Der erste Most war gekeltert und lagerte im kühlen Keller unter dem Gutshaus. Reisende Händler hatten diesen Sommer ein gutes Geschäft hier im Dorfe machen können, denn allerlei Gewürz und zusätzliche Töpfe und Pfannen wurden ihnen hier schier aus den Händen gerissen. Zwei bunte Planwagen standen etwas abseits des Dorfes nahe der Fallobstwiese, denn die wenigen Fahrenden, die durch diese Gegend reisten, wollten sich die Gelegenheit ebenfalls nicht entgehen lassen. Umsichtig, wie sie war, hatte die Junkerin angeordnet, dass immer zwei Burschen oder Mädel aus dem Dorfe dafür sorgten, dass es den Musikanten und Akrobaten an nichts mangelte, damit sie sich auf die Vorbereitung ihrer Darbietungen konzentrieren konnten. (Zudem konnte man so darauf achten, dass die Fremden nicht von der überreifen und reichlichen Tracht der Obstbäume zu sehr "abgelenkt" würden.) Rege Betriebsamkeit herrschte in dem Örtchen, denn jeder wollte sein Haus in den bestmöglichen Zustand bringen, bevor die ersten auswärtigen Adligen eintrafen. Zudem war ja noch die Ernte einzuholen. Der Baron hatte sich persönlich angemeldet, also wollte man sich in bestem Lichte zeigen. Unerwartet war ein Laienbruder des nahegelegenen Klosters Nardeshain erschienen, der seine Hilfe angeboten hatte und dankbar von den Dörflern aufgenommen worden war.
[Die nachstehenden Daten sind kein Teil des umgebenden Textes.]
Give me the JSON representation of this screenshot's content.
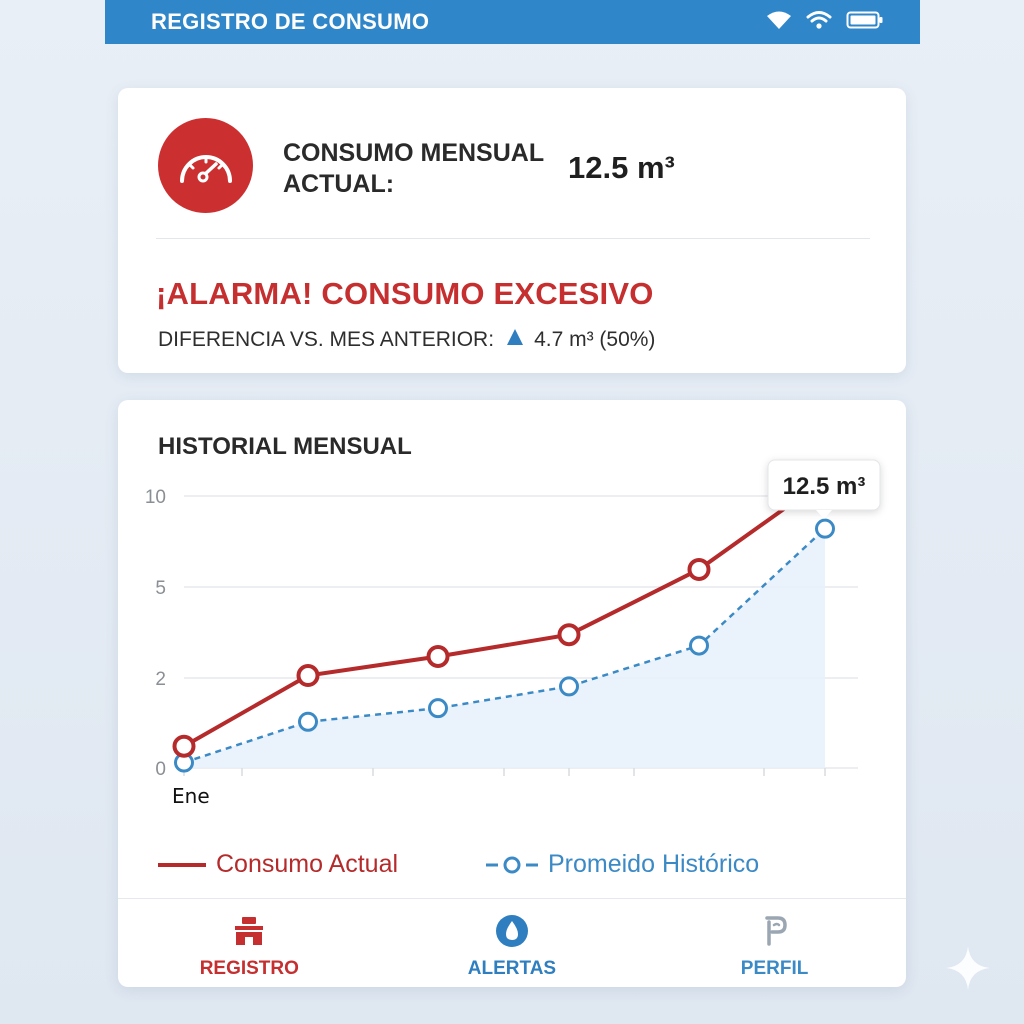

Trotz der emsigen Vorbereitungen schienen einige Ältere auch die Muße zum Angeln zu finden. Tatsächlich aber hatte Gramhild einen Wachdienst angeordnet, da sie die wertvollen Perlmuschel-Bestände ungetastet wissen wollte. In diesen turbulenten Tagen könnte man sonst leicht den Überblick verlieren.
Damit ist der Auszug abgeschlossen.